XPC DNA repair protein shown in two modes, patrolling undamaged DNA (in green) and bound to DNA damage site (magenta, with blue XPC insert opening the site). Sites where DNA is damaged may cause a molecule that slides along the DNA strand to scan for damage to slow on its patrol, delaying it long enough to recognize and initiate repair. The finding suggests that the delay itself may be the key that allows the protein molecule to find its target, according to researchers at the University of Illinois at Chicago.
Usually, the repair protein zips along quickly, says Anjum Ansari, UIC professor of physics and co-principal investigator on the study, published this month in Nature Communications.
"If the DNA is normal and the protein is searching, the interaction that the protein makes with the DNA is not very tight, and the protein is able to wander at some speed," Ansari said.
"When the protein encounters a damaged DNA, it's not quite like a normal DNA , it may be a little twisted or more flexible. The protein 'stumbles' at that spot and gets a little stalled, enough to give it a little bit more time at the damaged site," she said. "The longer it sits, the higher the probability that it will open the DNA and initiate repair."
This 'stumble' gives the protein time to flip out the damaged nucleotide building blocks of the DNA and recruit other proteins that begin repair, said Jung-Hyun Min, assistant professor of chemistry at UIC and co-principal investigator on the study.
The protein, xeroderma pigmentosum C or XPC, is important for the repair of DNA damaged by environmental insults, like the chemicals in cigarette smoke and pollutants, which makes it important for preventing cancers, Min said.
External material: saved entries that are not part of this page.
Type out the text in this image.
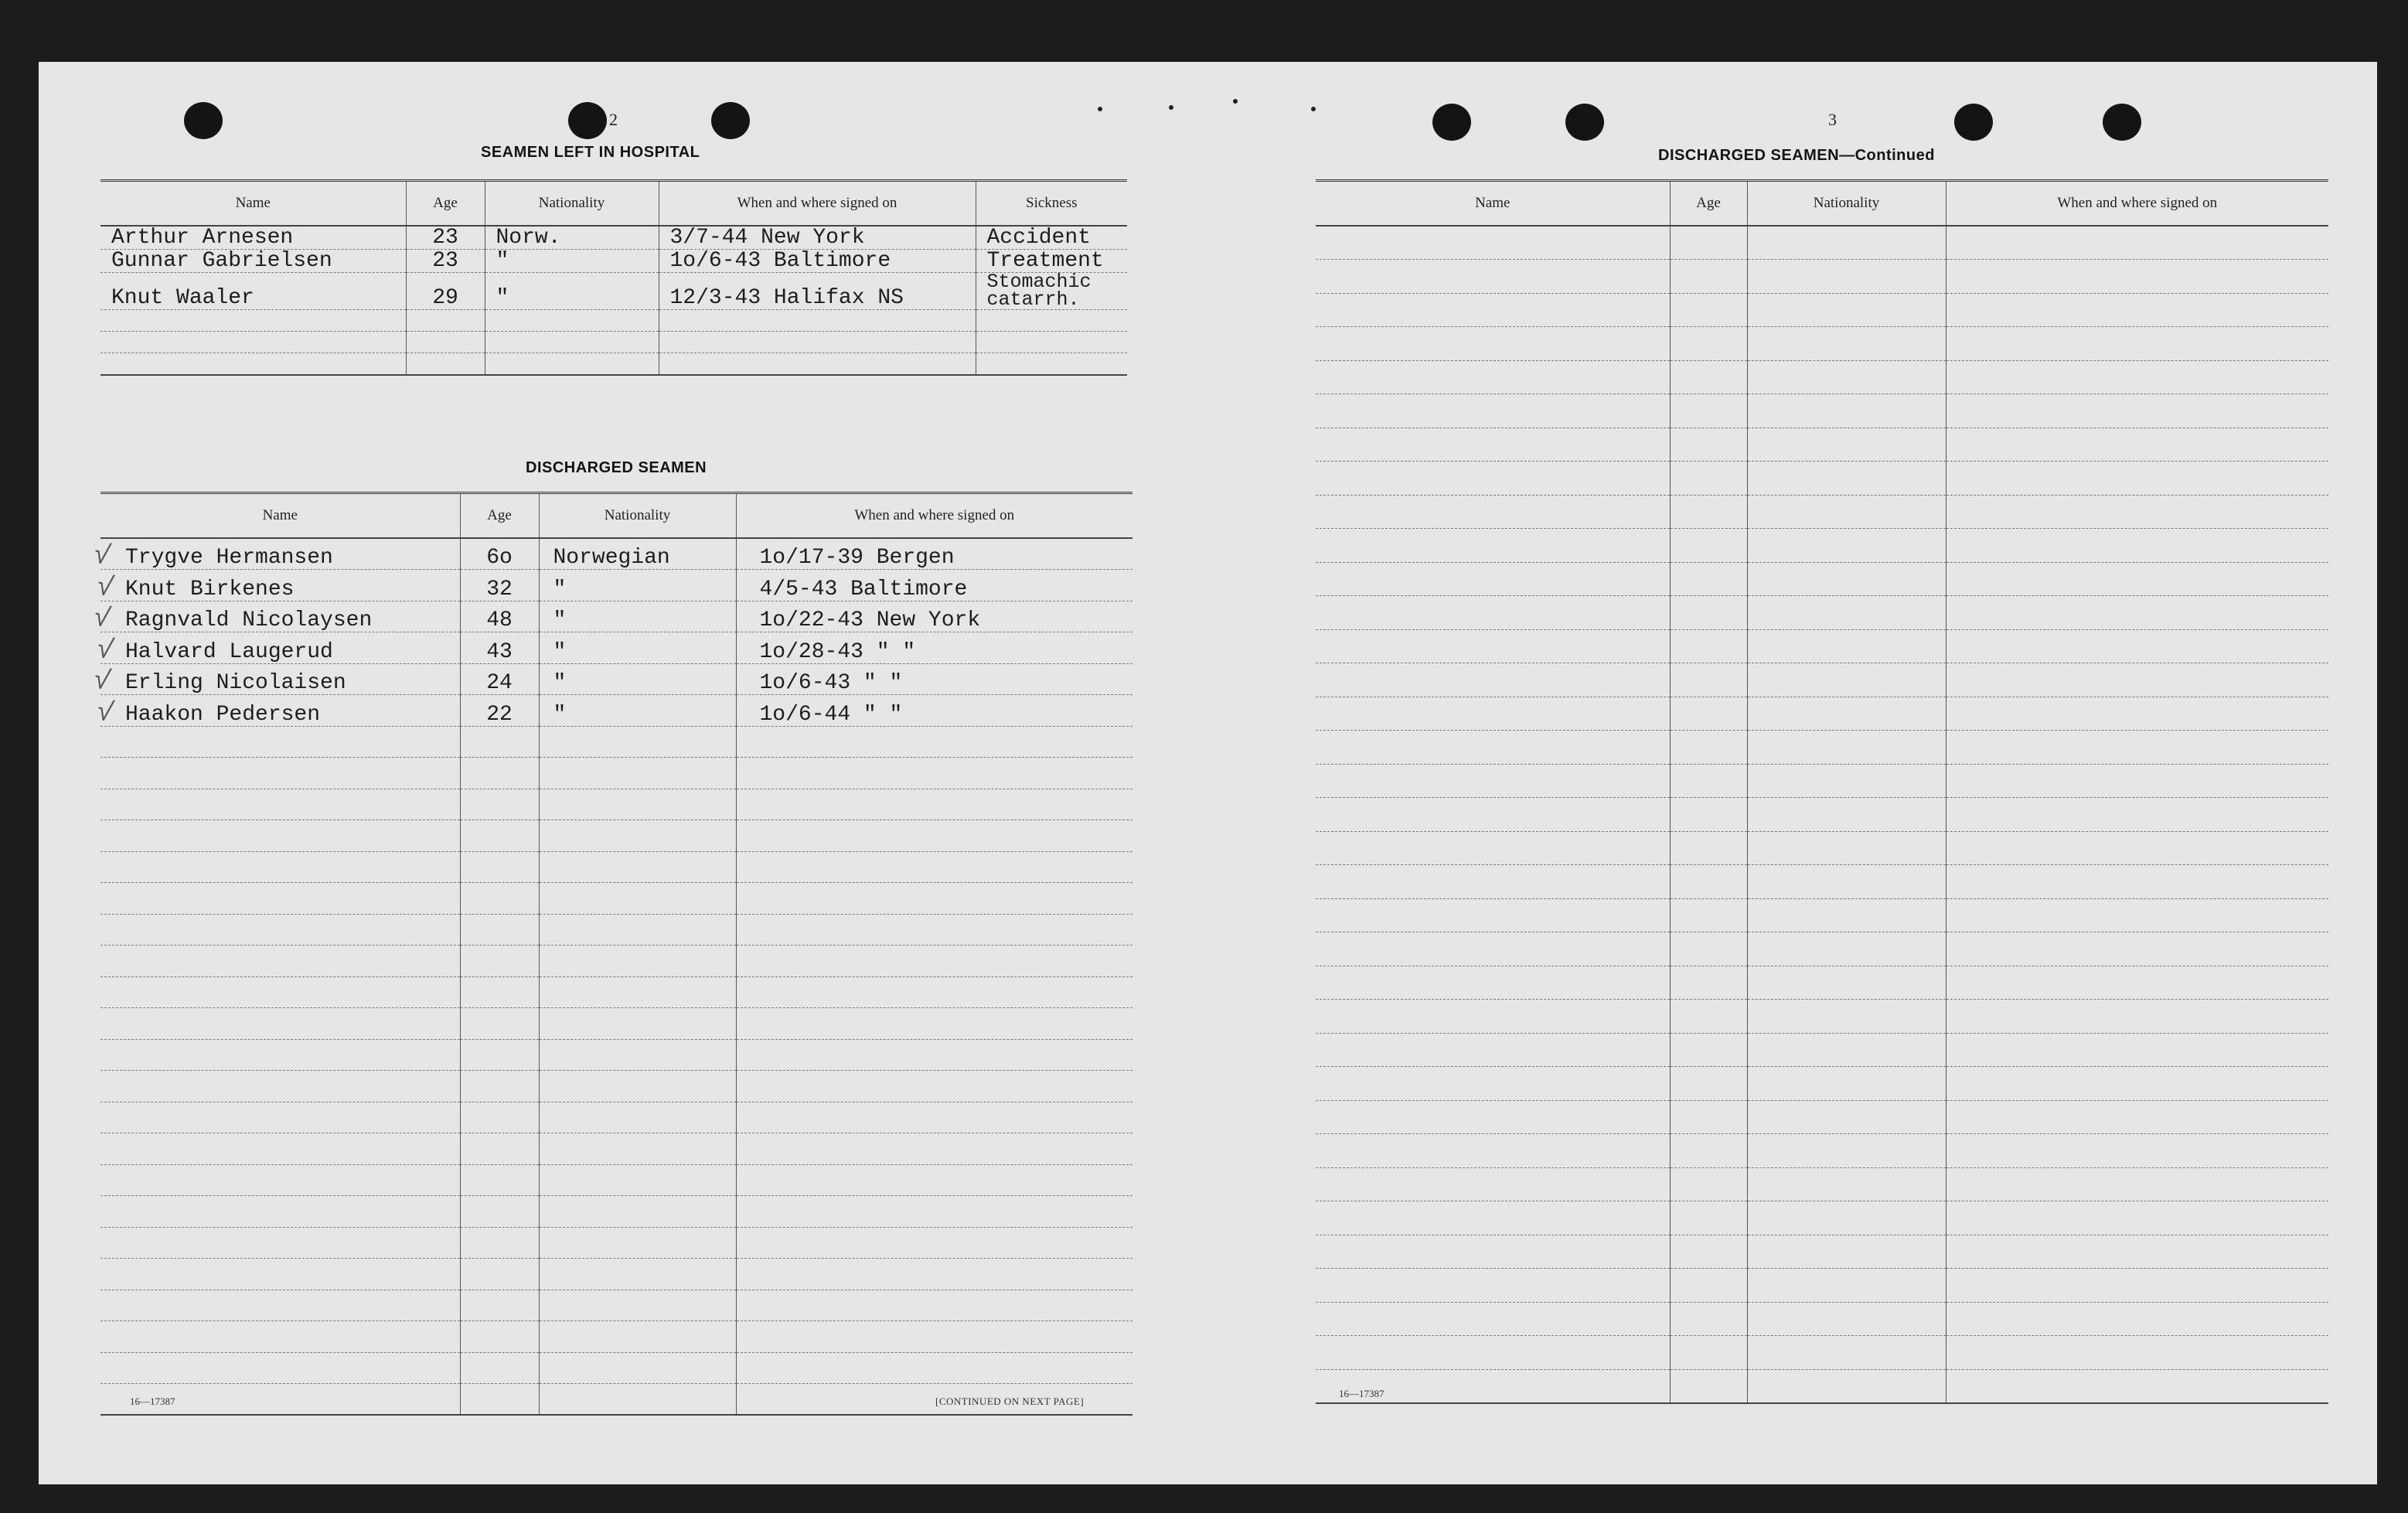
2
SEAMEN LEFT IN HOSPITAL
Name	Age	Nationality	When and where signed on	Sickness
Arthur Arnesen	23	Norw.	3/7-44 New York	Accident
Gunnar Gabrielsen	23	"	1o/6-43 Baltimore	Treatment
Knut Waaler	29	"	12/3-43 Halifax NS	Stomachic catarrh.

DISCHARGED SEAMEN
Name	Age	Nationality	When and where signed on
Trygve Hermansen	6o	Norwegian	1o/17-39 Bergen
Knut Birkenes	32	"	4/5-43 Baltimore
Ragnvald Nicolaysen	48	"	1o/22-43 New York
Halvard Laugerud	43	"	1o/28-43 " "
Erling Nicolaisen	24	"	1o/6-43 " "
Haakon Pedersen	22	"	1o/6-44 " "

√
√
√
√
√
√
16—17387	[CONTINUED ON NEXT PAGE]
3
DISCHARGED SEAMEN—Continued
Name	Age	Nationality	When and where signed on

16—17387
Dysfunctional XPC may lead to a 1,000-fold increase in the risk of skin cancer.
How the protein can find a lesion hidden among perhaps 100,000 times as many undamaged nucleotides has been a mystery, Min said. XPC is unusual in that it does not have a "pocket" that fits one specific damaged structure while rejecting others that do not fit well. Instead, it recognizes damage indirectly, and so is able to repair a variety of derangements.
In order to see how XPC distinguishes between normal and damaged DNA, the researchers used a chemical trick to bind the protein to a single site on intact DNA. To their surprise, they found that the protein flipped open the nucleotides on undamaged DNA just as it does at a bad spot.
The finding suggested that, if held in one place long enough, XPC could open even undamaged DNA. Using a technique called temperature-jump perturbation spectroscopy to observe the interaction of XPC with DNA in real time, the researchers determined that the protein needed several milliseconds to flip open DNA at a damaged site.
"We think it could take as much 4,000 times as long to open DNA at an undamaged versus damaged site," said Ansari. The XPC protein moves too quickly to engage undamaged DNA, but is stalled by a twisted damage site long enough to flip out the bad nucleotides and initiate repair.
This dependence on how quickly the protein could open up the DNA before moving on suggests an entirely new kind of binding-site recognition, said Min.
"This has a potential to explain the kind of phenomena that we couldn't explain before," Min said, such as how the protein turns up in some places where the DNA does not harbor damage that XPC would be expected to recognize on its own.
"This may be done, for example, through interactions with other proteins that can bring XPC there and stall it for a moment," she said. "It may be that all you need is to bring the protein to these sites and stall it for a moment."
The researchers believe that this "delay-triggered kinetic gating" could be a common mechanism among many other types of DNA recognition proteins.